Hung could not speak clearly until April this year. Now he can tell his story clearly: "In the beginning I was scared of being laughed at if I fell. When I saw my friends stand on the pipes, I was really excited and tried to copy them."

Explaining his amazing progress, Phan Quoc Viet said: "Autism is quite common, and Hung is one of 40 percent of autistic children possessing an outstanding intellect.

"What matters is that the teacher must identify and develop his strength. At first, Hung could neither speak nor read, but he showed excellent motor skills. Seeing his coach standing and juggling on a pipe, he was determined to learn the trick and succeeded after one month of focusing."

After he was recognized by Guiness Vietnam, Dr Viet and his assistants took him to rural schools and mountainous areas like Thai Nguyen and Bac Giang to motivate students there.

Meanwhile, Hung’s parents separated, and they rarely meet him. In tears, he said: "I have many friends who wheedle their parents at home, but I no longer have a home."

In stead of spending hours in front of TV, Khanh Hung now gets up at 5 a.m. to exercise with friends and teachers. He spends 12 hours practicing on his own.

In a soft voice, he said: "I dream of setting up a production company that can videotape for all chilren in the world. I believe I can do it."

Cao Thu Hang, an autism teacher, said: "In my opinion, autistic children require a lot of nurturing, teaching and guiding. With early intervention, kids with mild autism can make good progress and blend into the community. There may be only 1 or 2 autistic kids that can be a record breaker like Khanh Hung.

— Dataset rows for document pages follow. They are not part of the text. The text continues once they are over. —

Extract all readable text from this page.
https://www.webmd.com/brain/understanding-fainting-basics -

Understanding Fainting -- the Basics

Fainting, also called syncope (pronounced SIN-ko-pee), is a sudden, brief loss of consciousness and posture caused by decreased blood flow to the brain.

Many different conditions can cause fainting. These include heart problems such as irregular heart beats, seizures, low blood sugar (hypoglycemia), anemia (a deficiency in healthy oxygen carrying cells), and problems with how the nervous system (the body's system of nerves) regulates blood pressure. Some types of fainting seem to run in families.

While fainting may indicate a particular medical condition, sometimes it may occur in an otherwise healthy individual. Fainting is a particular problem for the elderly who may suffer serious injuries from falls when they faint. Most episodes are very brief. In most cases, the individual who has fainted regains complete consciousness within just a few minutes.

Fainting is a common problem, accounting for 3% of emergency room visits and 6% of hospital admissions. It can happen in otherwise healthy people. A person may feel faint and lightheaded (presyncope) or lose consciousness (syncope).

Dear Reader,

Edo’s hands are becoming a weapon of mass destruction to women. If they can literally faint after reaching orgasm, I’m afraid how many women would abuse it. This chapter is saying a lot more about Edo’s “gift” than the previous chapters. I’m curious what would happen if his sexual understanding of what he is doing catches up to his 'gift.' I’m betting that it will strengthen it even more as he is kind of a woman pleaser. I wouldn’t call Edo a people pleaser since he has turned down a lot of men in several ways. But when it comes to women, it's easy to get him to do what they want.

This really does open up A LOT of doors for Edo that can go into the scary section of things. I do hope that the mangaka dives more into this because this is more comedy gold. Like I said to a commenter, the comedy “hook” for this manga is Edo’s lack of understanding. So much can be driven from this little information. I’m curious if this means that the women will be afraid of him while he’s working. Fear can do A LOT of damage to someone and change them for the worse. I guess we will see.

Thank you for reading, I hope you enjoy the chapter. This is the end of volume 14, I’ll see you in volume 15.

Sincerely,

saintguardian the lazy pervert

"So other parents should not have an illusion and should care for their children appropriately and scientifically."

Howard Gardner, a Harvard University psychologist and neuroscientist, presented a theory on Multiple Intelligences listing eight types of intelligences (linguistic, musical, bodily-kinesthetic, logical-reasoning...). He said each person has at least 2 types of intelligence.

Dr Viet thinks Hung possesses linguistic and bodily-kinesthetic intelligences.